The way budget negotiators saw it working this time is that COLA payments to Social Security recipients, to offset this year's 4% inflation, would be cut by 2% or postponed for three months. Doing either would retain roughly $2 billion to $4.6 billion in the Social Security trust fund and therefore help to close the overall government deficit--which is more than $150 billion. Short term, the effect would be slight on all concerned.
But the long-term effects of limiting COLAs to less than the increase in the consumer price index would be enormous. Over the years, it would add trillions of dollars to the surplus that is now building in Social Security because the number of active workers paying into the trust fund is far larger than the number of retirees collecting benefits.
And those trillions, in turn, could assure that the trust fund would be solvent in the next century, explains Michael Boskin of Stanford University, author of "Too Many Promises: The Uncertain Future of Social Security." That's when the worker-retiree ratio changes as the huge numbers of people born in the late 1940s and '50s--the baby boomers--come to retirement age.
So a tough decision now could be best for the long term.
But it's not a simple matter. Any cut in COLAs would have to be restored to low-income people, Boskin points out. Others fear that once politicians find a way of dipping into Social Security, they will come back again and again like someone going to the family sugar bowl for $5 until payday. And, of course, the politicians fear the ballot-box reaction of more than 30 million current retirees.
But just because decisions are difficult is no reason to avoid them. Doing that is what got the country into this budget mess in the first place.
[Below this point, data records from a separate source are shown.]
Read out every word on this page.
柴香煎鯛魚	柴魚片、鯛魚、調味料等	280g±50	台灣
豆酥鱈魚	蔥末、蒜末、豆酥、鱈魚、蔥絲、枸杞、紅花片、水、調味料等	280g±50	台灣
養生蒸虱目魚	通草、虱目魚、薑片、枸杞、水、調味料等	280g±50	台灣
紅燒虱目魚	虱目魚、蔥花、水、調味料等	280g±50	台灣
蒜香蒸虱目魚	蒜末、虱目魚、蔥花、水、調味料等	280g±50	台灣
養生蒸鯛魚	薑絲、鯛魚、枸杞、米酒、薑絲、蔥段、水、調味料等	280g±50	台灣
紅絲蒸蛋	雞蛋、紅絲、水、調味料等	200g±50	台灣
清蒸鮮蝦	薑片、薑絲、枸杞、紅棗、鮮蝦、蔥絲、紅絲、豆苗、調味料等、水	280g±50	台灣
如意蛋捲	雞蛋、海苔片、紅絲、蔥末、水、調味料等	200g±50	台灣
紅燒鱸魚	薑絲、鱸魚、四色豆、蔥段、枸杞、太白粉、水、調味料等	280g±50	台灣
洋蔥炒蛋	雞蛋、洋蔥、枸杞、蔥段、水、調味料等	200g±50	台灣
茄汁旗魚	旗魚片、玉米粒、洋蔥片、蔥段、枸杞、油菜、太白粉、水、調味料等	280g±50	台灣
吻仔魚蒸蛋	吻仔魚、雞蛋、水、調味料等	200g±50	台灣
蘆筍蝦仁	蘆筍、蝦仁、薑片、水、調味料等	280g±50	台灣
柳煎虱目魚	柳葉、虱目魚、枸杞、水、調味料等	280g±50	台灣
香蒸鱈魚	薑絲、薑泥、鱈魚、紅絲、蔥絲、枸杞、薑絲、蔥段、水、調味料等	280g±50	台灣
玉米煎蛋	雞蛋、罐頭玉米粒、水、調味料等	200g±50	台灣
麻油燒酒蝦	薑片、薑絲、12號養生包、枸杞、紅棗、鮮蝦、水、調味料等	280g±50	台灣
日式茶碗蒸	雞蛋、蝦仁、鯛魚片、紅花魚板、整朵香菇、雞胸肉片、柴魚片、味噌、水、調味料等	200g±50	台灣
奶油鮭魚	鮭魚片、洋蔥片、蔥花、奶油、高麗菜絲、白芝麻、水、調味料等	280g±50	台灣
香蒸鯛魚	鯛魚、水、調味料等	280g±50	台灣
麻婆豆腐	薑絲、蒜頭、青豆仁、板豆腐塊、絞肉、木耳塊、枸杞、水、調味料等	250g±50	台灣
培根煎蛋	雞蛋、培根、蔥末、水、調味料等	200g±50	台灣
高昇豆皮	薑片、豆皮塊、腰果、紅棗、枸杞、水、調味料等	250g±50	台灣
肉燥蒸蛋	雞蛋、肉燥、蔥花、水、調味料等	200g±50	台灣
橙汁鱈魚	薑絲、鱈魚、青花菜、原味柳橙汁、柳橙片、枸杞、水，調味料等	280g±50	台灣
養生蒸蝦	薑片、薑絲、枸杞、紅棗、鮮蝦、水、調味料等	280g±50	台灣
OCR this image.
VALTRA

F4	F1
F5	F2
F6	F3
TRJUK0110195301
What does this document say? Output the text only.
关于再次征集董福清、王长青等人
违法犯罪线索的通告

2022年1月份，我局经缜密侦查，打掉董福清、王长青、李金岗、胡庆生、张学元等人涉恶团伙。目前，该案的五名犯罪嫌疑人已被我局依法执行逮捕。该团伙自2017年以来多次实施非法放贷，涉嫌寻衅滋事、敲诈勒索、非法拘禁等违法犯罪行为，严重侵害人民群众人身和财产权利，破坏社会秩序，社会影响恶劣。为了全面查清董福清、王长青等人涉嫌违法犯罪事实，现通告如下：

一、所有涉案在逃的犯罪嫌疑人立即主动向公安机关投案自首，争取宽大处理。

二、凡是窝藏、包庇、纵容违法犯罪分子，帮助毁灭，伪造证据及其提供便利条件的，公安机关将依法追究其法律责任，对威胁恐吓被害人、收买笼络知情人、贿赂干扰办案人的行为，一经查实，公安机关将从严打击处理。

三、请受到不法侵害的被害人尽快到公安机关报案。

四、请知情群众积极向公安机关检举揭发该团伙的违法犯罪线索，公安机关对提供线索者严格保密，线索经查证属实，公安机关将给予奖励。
It's a long story, and one chapter begins when the Reagan Administration came to office in 1981. At that time, the U.S. military needed a concerted buildup after a decade in which inflation and post-Vietnam letdown had diminished its budgets. Economists in 1980 saw the coming decade as a time when the civilian economy would go on short rations so that available resources could go to the military.
Not First to Flinch
But it didn't happen because the Reagan Administration chose to have butter as well as guns. It was afraid to ask the American voters to cinch in their belts. So it cut taxes to allow for a growing civilian economy while at the same time using deficit financing--borrowed money--for the military buildup.
It wasn't the first administration to flinch. In the 1960s, President Lyndon B. Johnson refused to ask Congress for a tax increase to fight the war in Vietnam--because he feared a tax debate becoming a referendum on the war. So the government stretched the economy to pay for a war and peacetime prosperity at the same time.
The result was the inflation of the 1970s that led, ultimately, to adjusting Social Security for inflation and paying COLAs so that benefits wouldn't be wiped out. And that led to the near bankruptcy of Social Security, which led to the reforms of 1983 that raised Social Security taxes and put the system back in good shape--but avoided dealing with the shortfall expected when the baby boomers hit the system in the 21st Century.
So what is likely to happen now? Long term, the idea of adjusting Social Security benefits based on need, or means, is gaining advocates. Alicia Munnell, an expert on pensions and author of "The Future of Social Security," believes that taxes should be raised on the benefits of the better off. Stanford's Boskin suggests a two-tier Social Security that would tie most benefits directly to taxes paid, but pay others on the basis of need in a system of elderly welfare.
Meanwhile, Social Security probably won't be touched this year, but for the future all bets are off. Its surpluses will almost certainly be dipped into before the government's deficit is totally eliminated. And, if it is done fairly, with burdens spread on all age groups, that's the way it should be.
Because the alternative of keeping Social Security--the second-largest federal program after defense--off the table not only flies in the face of logic and arithmetic, but risks setting the generations against each other.
And flinching at problems hasn't worked in the past 20 years anyhow.